Свободное от закона пространство: браконьерство на Дальнем Востоке

Фото: iStock
Фото: iStock

Российский Дальний Восток — уникальная территория, где редкие виды животных, рыб, ракообразных и растений добываются неподалеку от стран с высоким спросом на эти ресурсы: Китая, Японии и Кореи. Обширные, нередко слабоконтролируемые государством пространства, редконаселенные местности и ограниченная официальная занятость приводят к широкому распространению промыслов, основанных на неформальном использовании природных ресурсов, в том числе браконьерстве. Их масштаб зависит от изолированности территории от Большой земли и уровня занятости. При соблюдении определенных неформальных правил браконьерство является одобряемым местными жителями занятием, доступ к которому ограничен принадлежностью к поселенческим сообществам. 

Проектная группа факультета социальных наук НИУ ВШЭ «Подготовка чиновников по особым поручениям (по материалам XIX–XXI веков)» провела семинар, посвященный обсуждению доклада аналитика Проектно-учебной лаборатории муниципального управления НИУ ВШЭ Александра Черкасова «“Когда заканчивается охота, я иду на рыбалку”: браконьерство в изолированных сообществах Дальнего Востока». 

Александр Черкасов сообщил: доклад подготовлен по материалам четырех экспедиций в разные регионы Дальнего Востока в рамках проекта НИУ ВШЭ «Открываем Россию заново» и фонда «Хамовники», в ходе которых проводились полуструктурированные интервью с местными жителями и сотрудниками местных органов власти и надзорных структур и наблюдения за промыслами местных жителей на природных ресурсах.

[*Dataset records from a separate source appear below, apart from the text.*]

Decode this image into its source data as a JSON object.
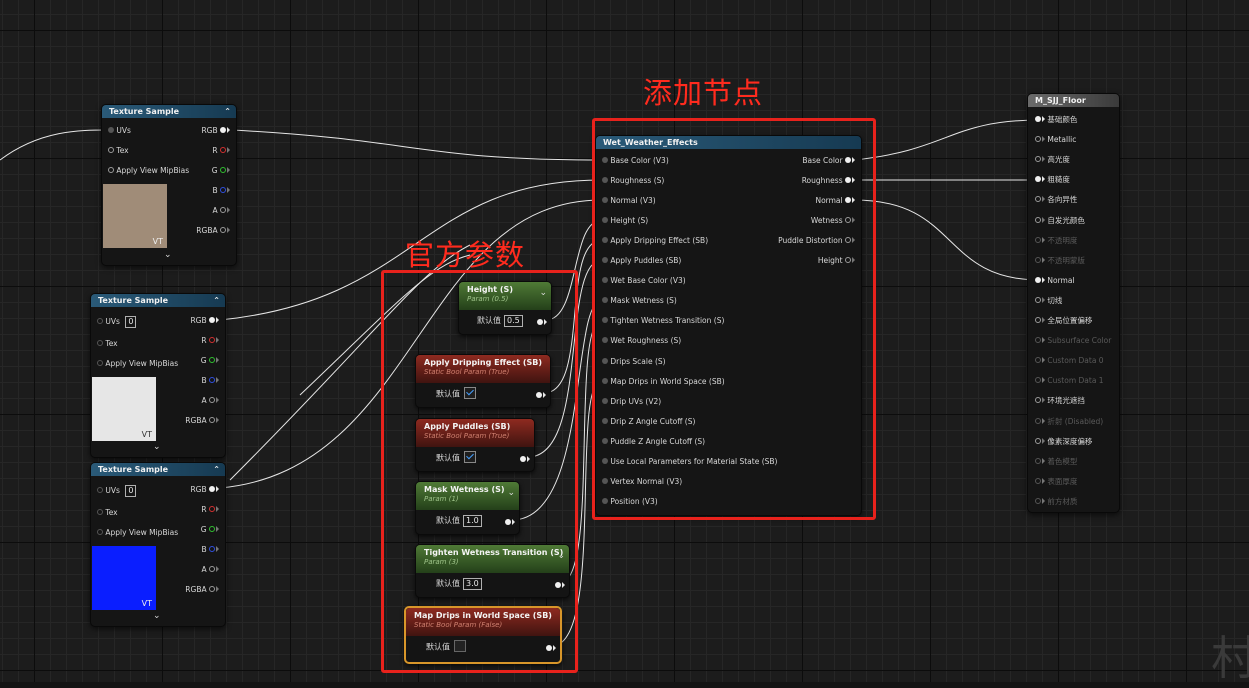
{
  "annotations": {
    "add_node": "添加节点",
    "official_params": "官方参数"
  },
  "texture_sample_1": {
    "title": "Texture Sample",
    "inputs": [
      "UVs",
      "Tex",
      "Apply View MipBias"
    ],
    "outputs": [
      "RGB",
      "R",
      "G",
      "B",
      "A",
      "RGBA"
    ],
    "swatch_color": "#a08c78",
    "vt": "VT"
  },
  "texture_sample_2": {
    "title": "Texture Sample",
    "inputs": [
      "UVs",
      "Tex",
      "Apply View MipBias"
    ],
    "uv_value": "0",
    "outputs": [
      "RGB",
      "R",
      "G",
      "B",
      "A",
      "RGBA"
    ],
    "swatch_color": "#e6e6e6",
    "vt": "VT"
  },
  "texture_sample_3": {
    "title": "Texture Sample",
    "inputs": [
      "UVs",
      "Tex",
      "Apply View MipBias"
    ],
    "uv_value": "0",
    "outputs": [
      "RGB",
      "R",
      "G",
      "B",
      "A",
      "RGBA"
    ],
    "swatch_color": "#0a1eff",
    "vt": "VT"
  },
  "params": {
    "height": {
      "title": "Height (S)",
      "subtitle": "Param (0.5)",
      "label": "默认值",
      "value": "0.5"
    },
    "apply_dripping": {
      "title": "Apply Dripping Effect (SB)",
      "subtitle": "Static Bool Param (True)",
      "label": "默认值",
      "checked": true
    },
    "apply_puddles": {
      "title": "Apply Puddles (SB)",
      "subtitle": "Static Bool Param (True)",
      "label": "默认值",
      "checked": true
    },
    "mask_wetness": {
      "title": "Mask Wetness (S)",
      "subtitle": "Param (1)",
      "label": "默认值",
      "value": "1.0"
    },
    "tighten_wetness": {
      "title": "Tighten Wetness Transition (S)",
      "subtitle": "Param (3)",
      "label": "默认值",
      "value": "3.0"
    },
    "map_drips": {
      "title": "Map Drips in World Space (SB)",
      "subtitle": "Static Bool Param (False)",
      "label": "默认值",
      "checked": false
    }
  },
  "wet_weather": {
    "title": "Wet_Weather_Effects",
    "inputs": [
      "Base Color (V3)",
      "Roughness (S)",
      "Normal (V3)",
      "Height (S)",
      "Apply Dripping Effect (SB)",
      "Apply Puddles (SB)",
      "Wet Base Color (V3)",
      "Mask Wetness (S)",
      "Tighten Wetness Transition (S)",
      "Wet Roughness (S)",
      "Drips Scale (S)",
      "Map Drips in World Space (SB)",
      "Drip UVs (V2)",
      "Drip Z Angle Cutoff (S)",
      "Puddle Z Angle Cutoff (S)",
      "Use Local Parameters for Material State (SB)",
      "Vertex Normal (V3)",
      "Position (V3)"
    ],
    "outputs": [
      "Base Color",
      "Roughness",
      "Normal",
      "Wetness",
      "Puddle Distortion",
      "Height"
    ]
  },
  "material": {
    "title": "M_SJJ_Floor",
    "pins": [
      "基础颜色",
      "Metallic",
      "高光度",
      "粗糙度",
      "各向异性",
      "自发光颜色",
      "不透明度",
      "不透明蒙版",
      "Normal",
      "切线",
      "全局位置偏移",
      "Subsurface Color",
      "Custom Data 0",
      "Custom Data 1",
      "环境光遮挡",
      "折射 (Disabled)",
      "像素深度偏移",
      "着色模型",
      "表面厚度",
      "前方材质"
    ]
  },
  "watermark": "村"
}
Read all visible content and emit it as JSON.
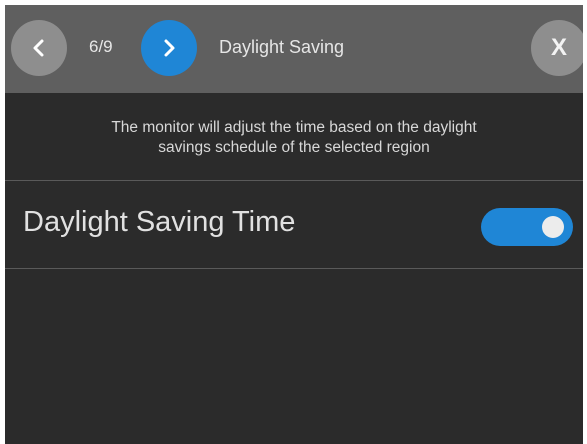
{
  "header": {
    "prev_glyph": "<",
    "next_glyph": ">",
    "page_counter": "6/9",
    "title": "Daylight Saving",
    "close_glyph": "X",
    "icons": {
      "prev": "chevron-left-icon",
      "next": "chevron-right-icon",
      "close": "close-icon"
    }
  },
  "description": {
    "line1": "The monitor will adjust the time based on the daylight",
    "line2": "savings schedule of the selected region"
  },
  "setting": {
    "label": "Daylight Saving Time",
    "enabled": true
  },
  "colors": {
    "accent": "#1f86d6",
    "header_bg": "#5f5f5f",
    "panel_bg": "#2b2b2b",
    "secondary_button": "#8e8e8e"
  }
}
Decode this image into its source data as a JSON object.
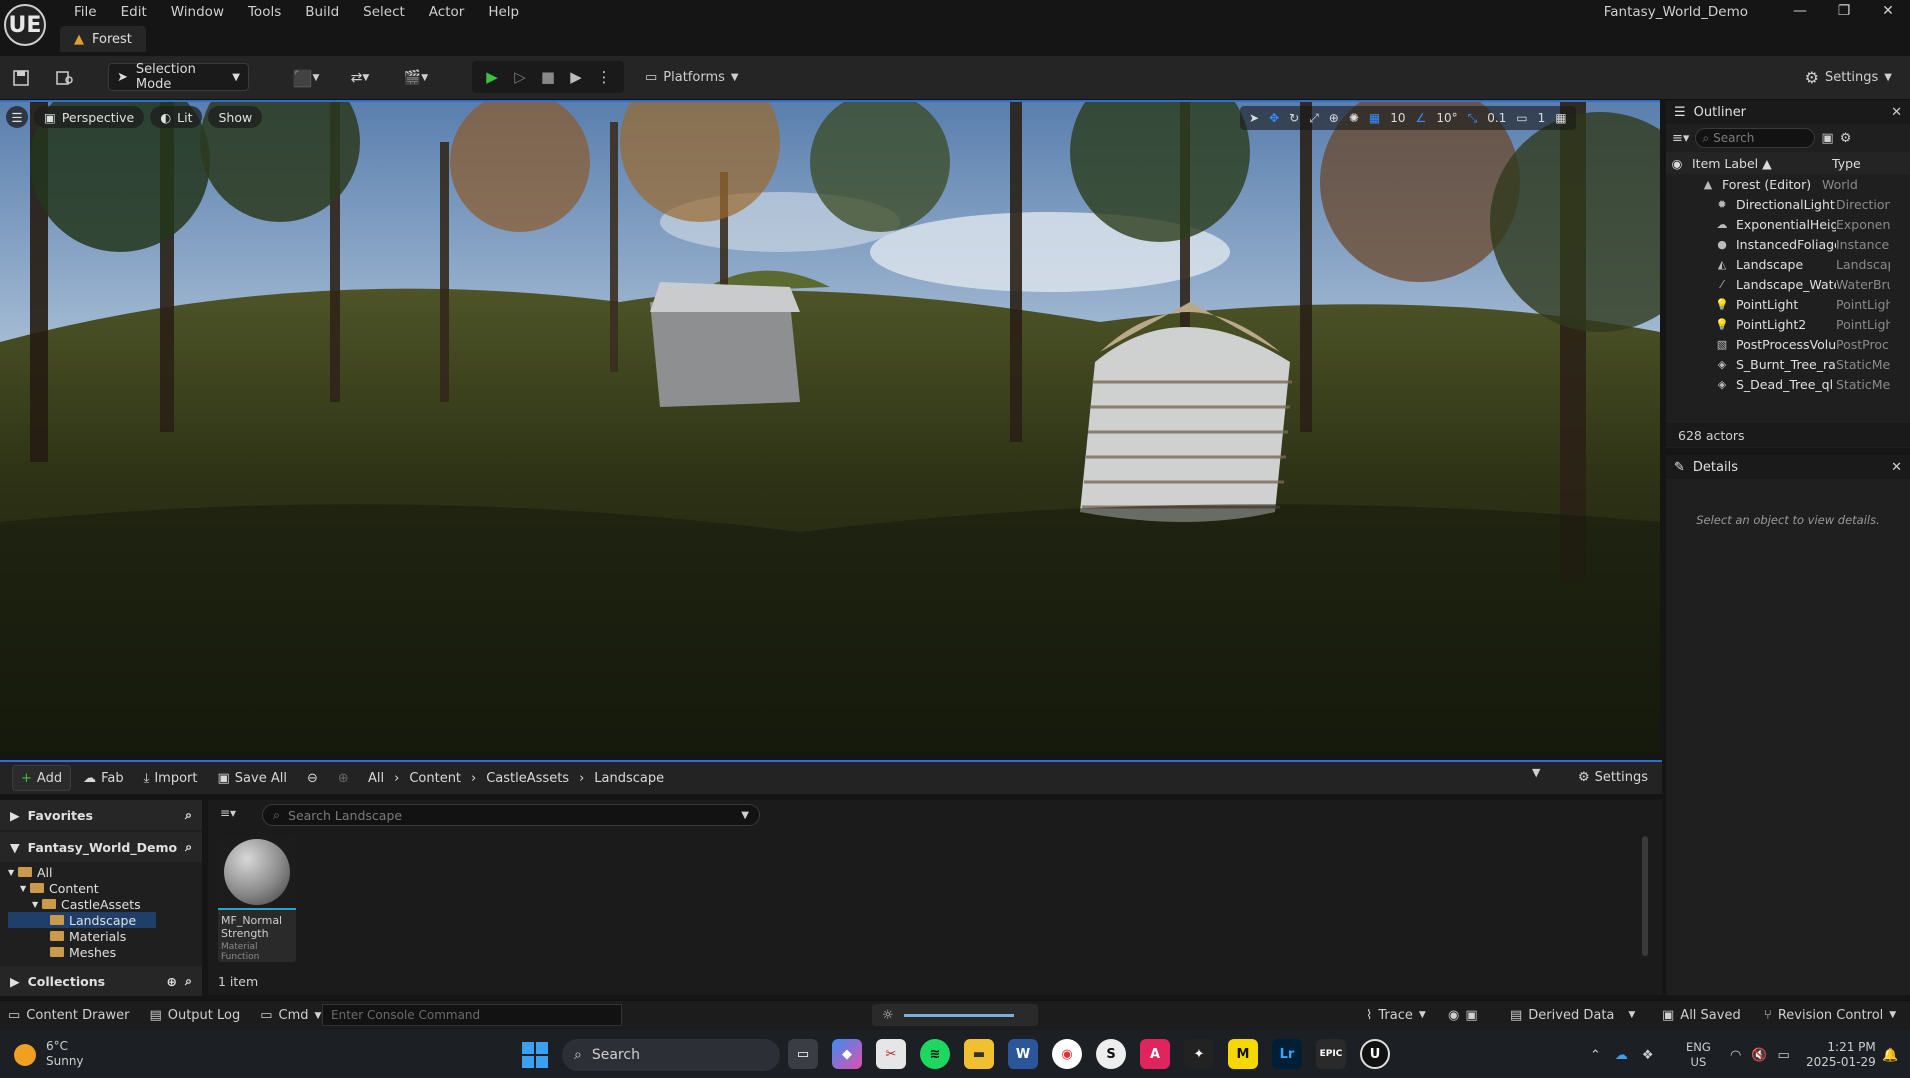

Он пояснил, что Дальний Восток России отличается более значительным размахом браконьерства вследствие комплекса причин. На его территории имеется больше уникальных биологических ресурсов с высокой потенциальной рентой, чем в других регионах нашей страны, в нем много малонаселенных и нередко слабоконтролируемых местностей, высокий уровень безработицы населения, он расположен близко к рынкам Китая, Японии и Кореи, предъявляющим высокий спрос на разные виды биоресурсов. Наконец, регион отличается масштабами особо охраняемых природных территорий (ООПТ), составляющих 58% общероссийской площади ООПТ и 18% площади Дальневосточного федерального округа. Кроме того, большая часть Дальнего Востока — территории с суровым климатом, затрудняющим ведение сельского хозяйства. Все это, по мнению докладчика, повышает роль браконьерства в повседневных хозяйственных практиках местных жителей.

Александр Черкасов отметил, что стремился изучить влияние изоляции на местные общества и их практики природопользования и уровень контроля за ними, используя предложенное в монографии заместителя заведующего Проектно-учебной лабораторией муниципального управления профессора Юрия Плюснина разделение местных обществ на турбулентные, изолированные и ординарные, сочетающие свойства первых двух. Он уточнил, что пространственная изоляция может означать не только отдаленность от региональных и местных центров, но и проницаемость пространства, его доступность внутри сообщества и извне.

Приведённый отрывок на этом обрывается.